How you choose to act after an argument, a fight or break-up determines whether your partner or ex will be able to recognize the attempts you are making to make things right again, mend the relationship or get back together.
If you withdrew or become contemptuous or critical, the bad feelings linger, and that negative emotion dampens your partner or ex’s ability to process or perceive your attempts to repair what is wrong between the two of you.
In a study published in the Journal of Family Psychology, participants were asked to keep a 14-day diary in which they answered questions about how they had responded to conflict in their relationships. For example, did they withdraw? Did they lash out? Did they blame the other person? Did they threaten to leave? Or did they take a more positive approach? Did they persist in their attempts to communicate? Did they prioritize solving the problem?
The results showed that a negative emotional climate hinders the ability to recognize a partner’s attempts to reach out or work on the relationship.
“When you feel negative toward your partner, you’re not paying attention to the efforts he or she is making. That’s a problem for you because you feel like your partner’s not investing in the relationship, but it’s also a problem for your partner because they may actually be doing positive things that you’re not noticing,” said Brian Ogolsky, a U of I professor of human development and family studies.

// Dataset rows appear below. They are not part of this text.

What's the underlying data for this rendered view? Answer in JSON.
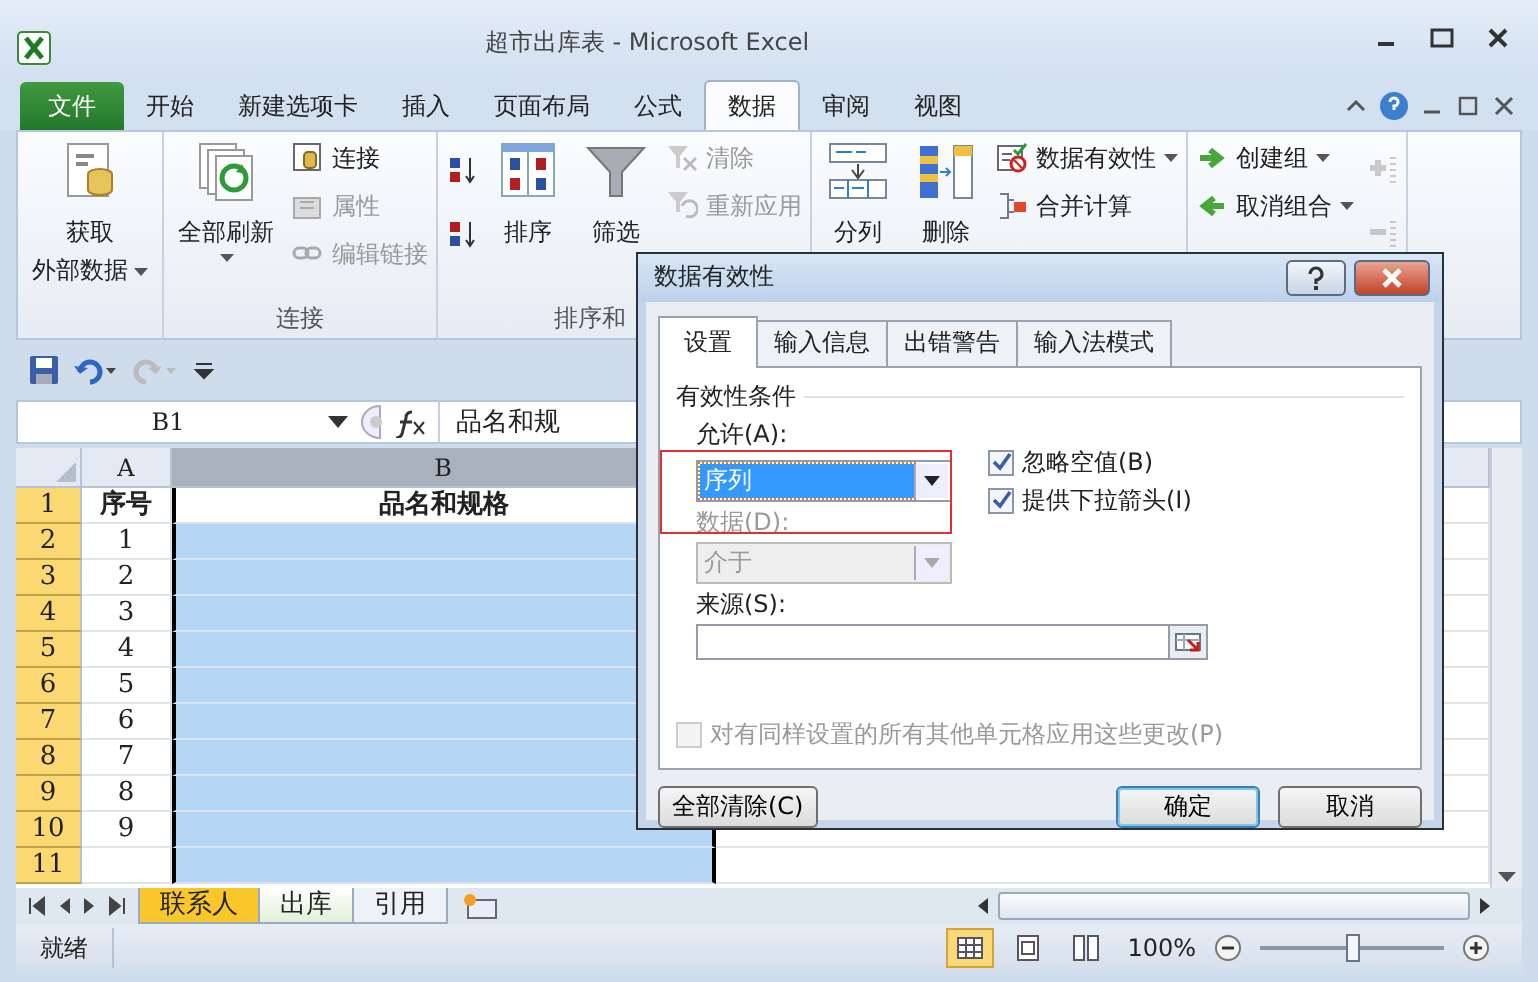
{
  "window": {
    "title": "超市出库表 - Microsoft Excel"
  },
  "ribbon_tabs": [
    {
      "label": "文件",
      "kind": "file",
      "selected": false
    },
    {
      "label": "开始",
      "kind": "tab",
      "selected": false
    },
    {
      "label": "新建选项卡",
      "kind": "tab",
      "selected": false
    },
    {
      "label": "插入",
      "kind": "tab",
      "selected": false
    },
    {
      "label": "页面布局",
      "kind": "tab",
      "selected": false
    },
    {
      "label": "公式",
      "kind": "tab",
      "selected": false
    },
    {
      "label": "数据",
      "kind": "tab",
      "selected": true
    },
    {
      "label": "审阅",
      "kind": "tab",
      "selected": false
    },
    {
      "label": "视图",
      "kind": "tab",
      "selected": false
    }
  ],
  "ribbon_groups": [
    {
      "commands": [
        {
          "kind": "large",
          "lines": [
            "获取",
            "外部数据"
          ],
          "dropdown": true,
          "disabled": false
        }
      ]
    },
    {
      "label": "连接",
      "commands": [
        {
          "kind": "large",
          "lines": [
            "全部刷新"
          ],
          "dropdown": true,
          "disabled": false
        },
        {
          "kind": "small",
          "label": "连接",
          "disabled": false
        },
        {
          "kind": "small",
          "label": "属性",
          "disabled": true
        },
        {
          "kind": "small",
          "label": "编辑链接",
          "disabled": true
        }
      ]
    },
    {
      "label": "排序和",
      "commands": [
        {
          "kind": "icon",
          "disabled": false
        },
        {
          "kind": "icon",
          "disabled": false
        },
        {
          "kind": "large",
          "lines": [
            "排序"
          ],
          "disabled": false
        },
        {
          "kind": "large",
          "lines": [
            "筛选"
          ],
          "disabled": false
        },
        {
          "kind": "small",
          "label": "清除",
          "disabled": true
        },
        {
          "kind": "small",
          "label": "重新应用",
          "disabled": true
        }
      ]
    },
    {
      "commands": [
        {
          "kind": "large",
          "lines": [
            "分列"
          ],
          "disabled": false
        },
        {
          "kind": "large",
          "lines": [
            "删除"
          ],
          "disabled": false
        },
        {
          "kind": "small",
          "label": "数据有效性",
          "dropdown": true,
          "disabled": false
        },
        {
          "kind": "small",
          "label": "合并计算",
          "disabled": false
        }
      ]
    },
    {
      "commands": [
        {
          "kind": "small",
          "label": "创建组",
          "dropdown": true,
          "disabled": false
        },
        {
          "kind": "small",
          "label": "取消组合",
          "dropdown": true,
          "disabled": false
        },
        {
          "kind": "icon",
          "disabled": true
        },
        {
          "kind": "icon",
          "disabled": true
        }
      ]
    }
  ],
  "formula_bar": {
    "name_box": "B1",
    "formula": "品名和规"
  },
  "grid": {
    "columns": [
      {
        "label": "A",
        "selected": false
      },
      {
        "label": "B",
        "selected": true
      }
    ],
    "rows": [
      {
        "number": "1",
        "selected": true,
        "cells": [
          {
            "text": "序号",
            "selected": false
          },
          {
            "text": "品名和规格",
            "selected": false
          }
        ]
      },
      {
        "number": "2",
        "selected": true,
        "cells": [
          {
            "text": "1",
            "selected": false
          },
          {
            "selected": true
          }
        ]
      },
      {
        "number": "3",
        "selected": true,
        "cells": [
          {
            "text": "2",
            "selected": false
          },
          {
            "selected": true
          }
        ]
      },
      {
        "number": "4",
        "selected": true,
        "cells": [
          {
            "text": "3",
            "selected": false
          },
          {
            "selected": true
          }
        ]
      },
      {
        "number": "5",
        "selected": true,
        "cells": [
          {
            "text": "4",
            "selected": false
          },
          {
            "selected": true
          }
        ]
      },
      {
        "number": "6",
        "selected": true,
        "cells": [
          {
            "text": "5",
            "selected": false
          },
          {
            "selected": true
          }
        ]
      },
      {
        "number": "7",
        "selected": true,
        "cells": [
          {
            "text": "6",
            "selected": false
          },
          {
            "selected": true
          }
        ]
      },
      {
        "number": "8",
        "selected": true,
        "cells": [
          {
            "text": "7",
            "selected": false
          },
          {
            "selected": true
          }
        ]
      },
      {
        "number": "9",
        "selected": true,
        "cells": [
          {
            "text": "8",
            "selected": false
          },
          {
            "selected": true
          }
        ]
      },
      {
        "number": "10",
        "selected": true,
        "cells": [
          {
            "text": "9",
            "selected": false
          },
          {
            "selected": true
          }
        ]
      },
      {
        "number": "11",
        "selected": true,
        "cells": [
          {
            "selected": false
          },
          {
            "selected": true
          }
        ]
      }
    ]
  },
  "sheet_tabs": [
    {
      "label": "联系人",
      "selected": false,
      "color": "#f9c72a"
    },
    {
      "label": "出库",
      "selected": true
    },
    {
      "label": "引用",
      "selected": false
    }
  ],
  "status_bar": {
    "text": "就绪",
    "views": [
      {
        "kind": "normal",
        "selected": true
      },
      {
        "kind": "layout",
        "selected": false
      },
      {
        "kind": "pagebreak",
        "selected": false
      }
    ],
    "zoom": "100%",
    "zoom_slider": {
      "level": 0.5
    }
  },
  "dialog": {
    "title": "数据有效性",
    "tabs": [
      {
        "label": "设置",
        "selected": true
      },
      {
        "label": "输入信息",
        "selected": false
      },
      {
        "label": "出错警告",
        "selected": false
      },
      {
        "label": "输入法模式",
        "selected": false
      }
    ],
    "section": "有效性条件",
    "allow": {
      "label": "允许(A):",
      "value": "序列"
    },
    "checkboxes": [
      {
        "label": "忽略空值(B)",
        "checked": true
      },
      {
        "label": "提供下拉箭头(I)",
        "checked": true
      }
    ],
    "data": {
      "label": "数据(D):",
      "value": "介于",
      "disabled": true
    },
    "source": {
      "label": "来源(S):"
    },
    "apply_all": {
      "label": "对有同样设置的所有其他单元格应用这些更改(P)",
      "checked": false,
      "disabled": true
    },
    "buttons": [
      {
        "label": "全部清除(C)",
        "kind": "left",
        "default": false
      },
      {
        "label": "确定",
        "kind": "right",
        "default": true
      },
      {
        "label": "取消",
        "kind": "right",
        "default": false
      }
    ]
  }
}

Sadly so many of us use conflict resolution strategies that cause bad feelings to linger, allow problems to fester and turn taking a moment to take control of ones emotions and gather one’s thoughts into avoidance.

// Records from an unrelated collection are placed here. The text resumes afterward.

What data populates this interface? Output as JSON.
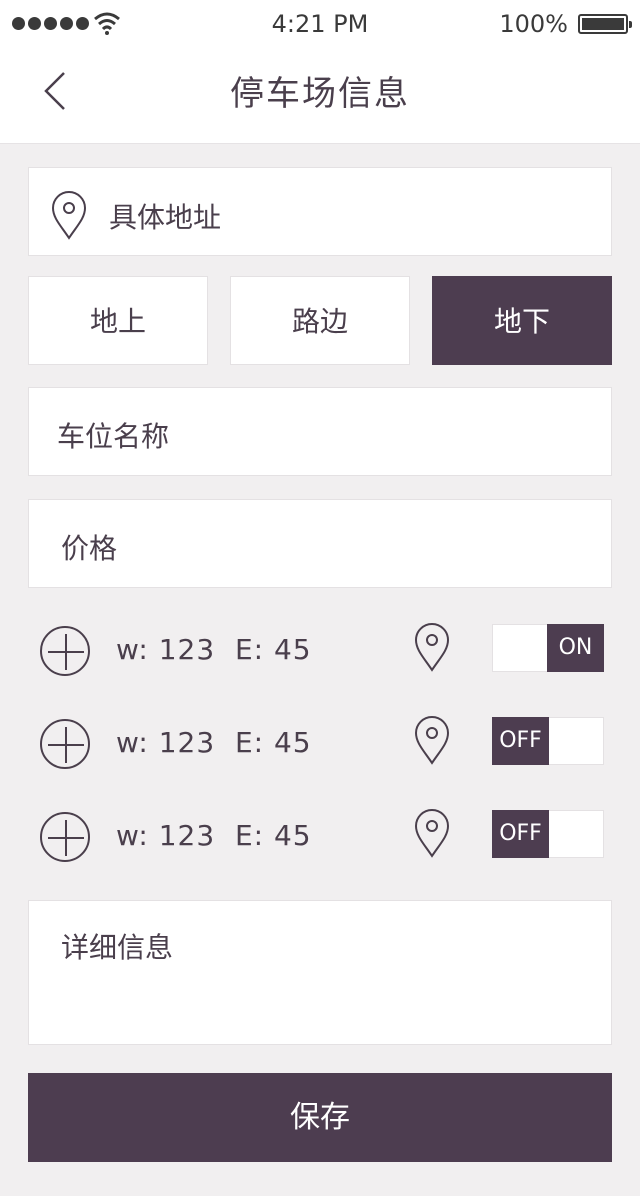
{
  "status_bar": {
    "time": "4:21 PM",
    "battery": "100%"
  },
  "header": {
    "title": "停车场信息",
    "back_icon": "chevron-left-icon"
  },
  "address": {
    "label": "具体地址",
    "icon": "location-pin-icon"
  },
  "location_type": {
    "options": [
      "地上",
      "路边",
      "地下"
    ],
    "selected": "地下"
  },
  "space_name": {
    "placeholder": "车位名称"
  },
  "price": {
    "placeholder": "价格"
  },
  "points": [
    {
      "coords": "w: 123  E: 45",
      "toggle": "ON"
    },
    {
      "coords": "w: 123  E: 45",
      "toggle": "OFF"
    },
    {
      "coords": "w: 123  E: 45",
      "toggle": "OFF"
    }
  ],
  "details": {
    "placeholder": "详细信息"
  },
  "save": {
    "label": "保存"
  },
  "colors": {
    "accent": "#4d3d50",
    "background": "#f1eff0",
    "text": "#4a3f4c"
  }
}
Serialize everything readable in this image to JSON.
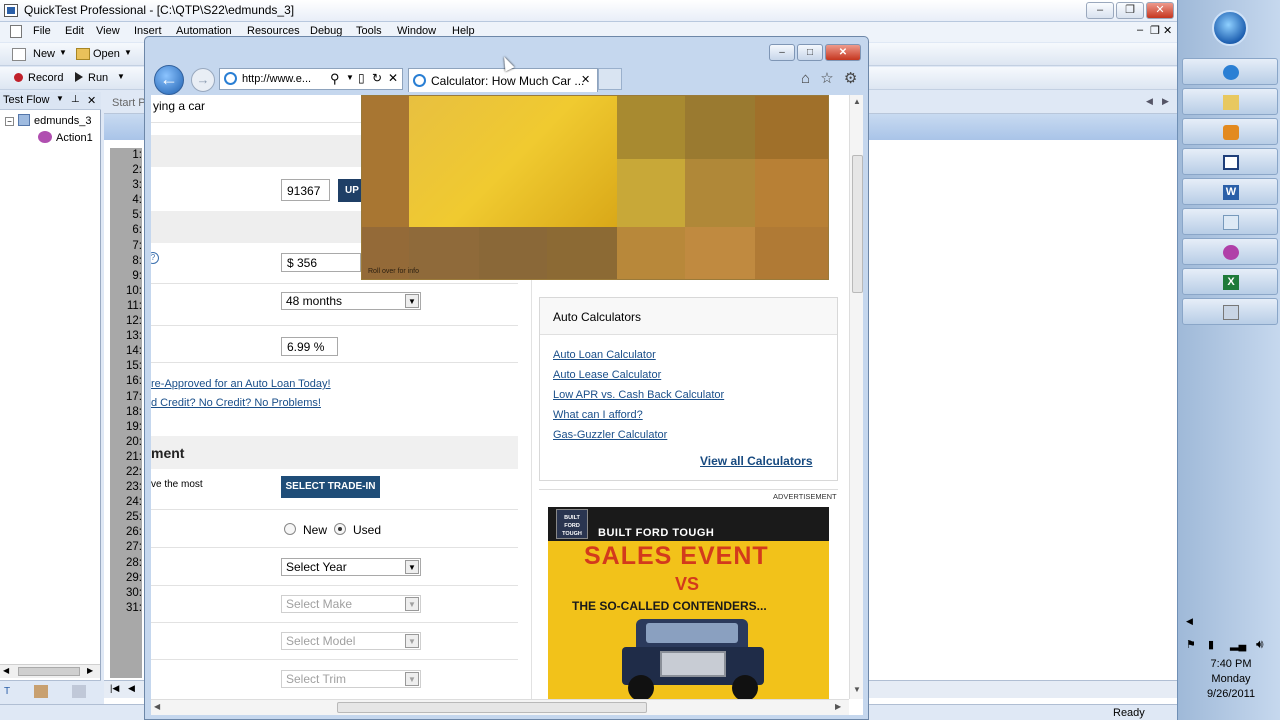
{
  "qtp": {
    "title": "QuickTest Professional - [C:\\QTP\\S22\\edmunds_3]",
    "window_buttons": [
      "–",
      "❐",
      "✕"
    ],
    "menu": [
      "File",
      "Edit",
      "View",
      "Insert",
      "Automation",
      "Resources",
      "Debug",
      "Tools",
      "Window",
      "Help"
    ],
    "toolbar": {
      "new_label": "New",
      "open_label": "Open",
      "record_label": "Record",
      "run_label": "Run"
    },
    "testflow": {
      "title": "Test Flow",
      "root": "edmunds_3",
      "child": "Action1"
    },
    "editor_tab": "Start P",
    "line_numbers": [
      "1:",
      "2:",
      "3:",
      "4:",
      "5:",
      "6:",
      "7:",
      "8:",
      "9:",
      "10:",
      "11:",
      "12:",
      "13:",
      "14:",
      "15:",
      "16:",
      "17:",
      "18:",
      "19:",
      "20:",
      "21:",
      "22:",
      "23:",
      "24:",
      "25:",
      "26:",
      "27:",
      "28:",
      "29:",
      "30:",
      "31:"
    ],
    "status": "Ready"
  },
  "browser": {
    "address": "http://www.e...",
    "tab_title": "Calculator: How Much Car ...",
    "nav_icons": [
      "⌂",
      "☆",
      "⚙"
    ],
    "page": {
      "crumb": "ying a car",
      "zip": "91367",
      "update_btn": "UP",
      "payment": "$ 356",
      "term": "48 months",
      "rate": "6.99",
      "rate_unit": "%",
      "links": [
        "re-Approved for an Auto Loan Today!",
        "d Credit? No Credit? No Problems!"
      ],
      "section_heading": "ment",
      "tradein_text": "ve the most",
      "tradein_btn": "SELECT TRADE-IN",
      "radio_new": "New",
      "radio_used": "Used",
      "selects": [
        "Select Year",
        "Select Make",
        "Select Model",
        "Select Trim"
      ],
      "ad_caption": "Roll over for info",
      "calc_heading": "Auto Calculators",
      "calc_links": [
        "Auto Loan Calculator",
        "Auto Lease Calculator",
        "Low APR vs. Cash Back Calculator",
        "What can I afford?",
        "Gas-Guzzler Calculator"
      ],
      "view_all": "View all Calculators",
      "advertisement": "ADVERTISEMENT",
      "ford": {
        "badge": "BUILT FORD TOUGH",
        "line1": "BUILT FORD TOUGH",
        "line2": "SALES EVENT",
        "line3": "VS",
        "line4": "THE SO-CALLED CONTENDERS..."
      }
    }
  },
  "tray": {
    "time": "7:40 PM",
    "day": "Monday",
    "date": "9/26/2011"
  }
}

“Hostile feelings don’t gain a foothold among constructive communicators — people who talk things out and work through the problem in a constructive manner,” said Ogolsky.
People with constructive communication styles are able to engage with each other in the moment of conflict or shortly thereafter, he added.
If you use effective strategies to manage conflicts on a daily basis when those conflicts are small, you’re likely to create a warmer emotional climate and have better outcomes.